Comment by martin-t
5 days ago
As you point out, "honest mistake" can be used by sophisticated intentional aggressors to get away with their attacks.
For a long time, the advice was "Never attribute to malice that which is adequately explained by stupidity." but aggressors evolve to fit their surroundings. When the population largely follows this rule, it becomes a competitive advantage to fake incompetence.
Perhaps both malice and incompetence should be treated the same, especially regarding punishment, until proven otherwise. After all, robust systems are designed in such a way that a single mistake can't cause harm. If somebody fails to design a system so that multiple mistakes (how many depends on cost and severity) have to stack up, then he should be held responsible.
This ties in with something that took me far too long to recognize: Trust has two pillars.
One pillar is alignment of values, and therefore intent. The other pillar is competence.
These are the same issues faced by AI development, as well as representative government, or anything regulating a dynamic with competing elements or agents.
Yet our plurality voting system would be insufficient even to keep a car on the road and driving within the speed requirements. If only the founding fathers had recognized the need to have more information included in ballots so that negative campaigning wasn't as effective if not more effective than positive.
If we voted with {+1, +0.5, -0.5, 0, 0, 0...} weights, without duplication of non-zero values, the smartest, most constructive candidates would have a better chance. Each district would have its own blend of 3-4 viable parties, and the nation would be all the healthier for it. (Side note: Yes, this is still one person one vote--you could imagine voting with a single checkbox for a single permutation of all possible assignments of the scores, as an intermediate form.)
Back to your point, though: Yes, incompetence and malice can have the same effect in the short term. The long term is what determines the difference, both in effect and our responses to it.

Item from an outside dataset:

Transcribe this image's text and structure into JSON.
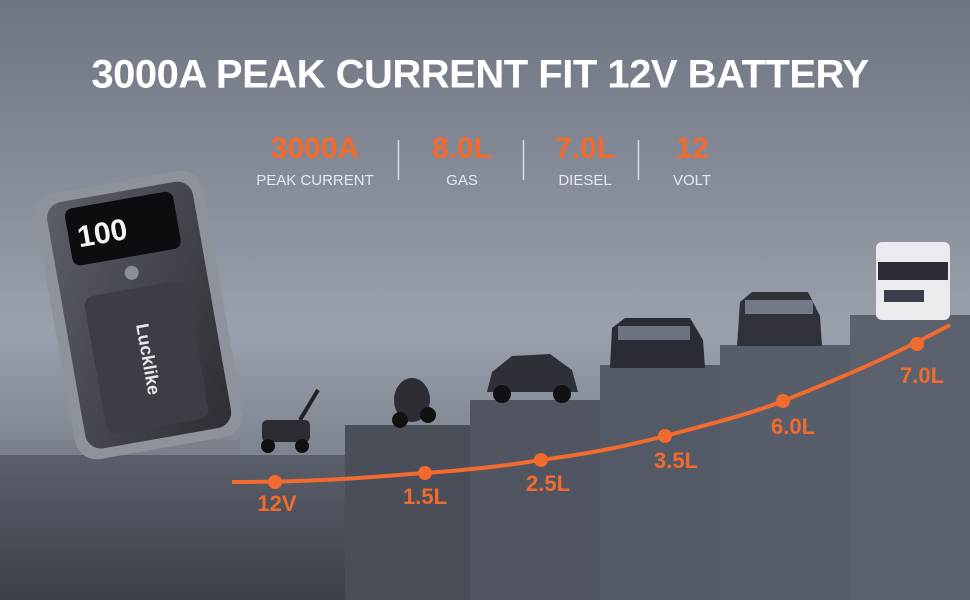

I have realized something quite related in my growing years of experience both interviewing and observing contributors to a technical/engineering organization
Q: Given two engineers, one incompetent and one malicious, how can you tell the difference between the incompetent engineer and the malicious engineer?
A: It doesn't matter.
> One pillar is alignment of values, and therefore intent. The other pillar is competence.
That's a good point.
> If we voted with {+1, +0.5, -0.5, 0, 0, 0...} weights, without duplication of non-zero values
Are you describing range/score voting?
I don't think avoiding duplicated values is necessary but it's pretty well known that score voting is the best system: https://rangevoting.org/
See the diagram at the bottom of the page describing voter regrets. Everybody at least somewhat interested in voting systems would prefer this, especially over plurality/FPTP which is the stupidest system possible. But a lot of people are clueless or willingly supporting a broken system.
There's also an explorable explanation by Nicky Case: https://ncase.me/ballot/
Sidenote: the fact you need to explain that expressing more information in one vote is still one vote shows how clueless people are. Obviously every vote has the same power to influence the result but some people will try to wear you down through misunderstood technicalities.
I like to add the statement, "Sufficiently advanced negligence is indistinguishable from malice."
"Sufficiently advanced malice is indistinguishable from negligence"
FTFY :)
Funny, but no. The broader principle is that even if something could conceivably be "negligence", you eventually have to treat it as malice. The possibility of hiding malice in the guise of negligence is only one of the reasons that's true.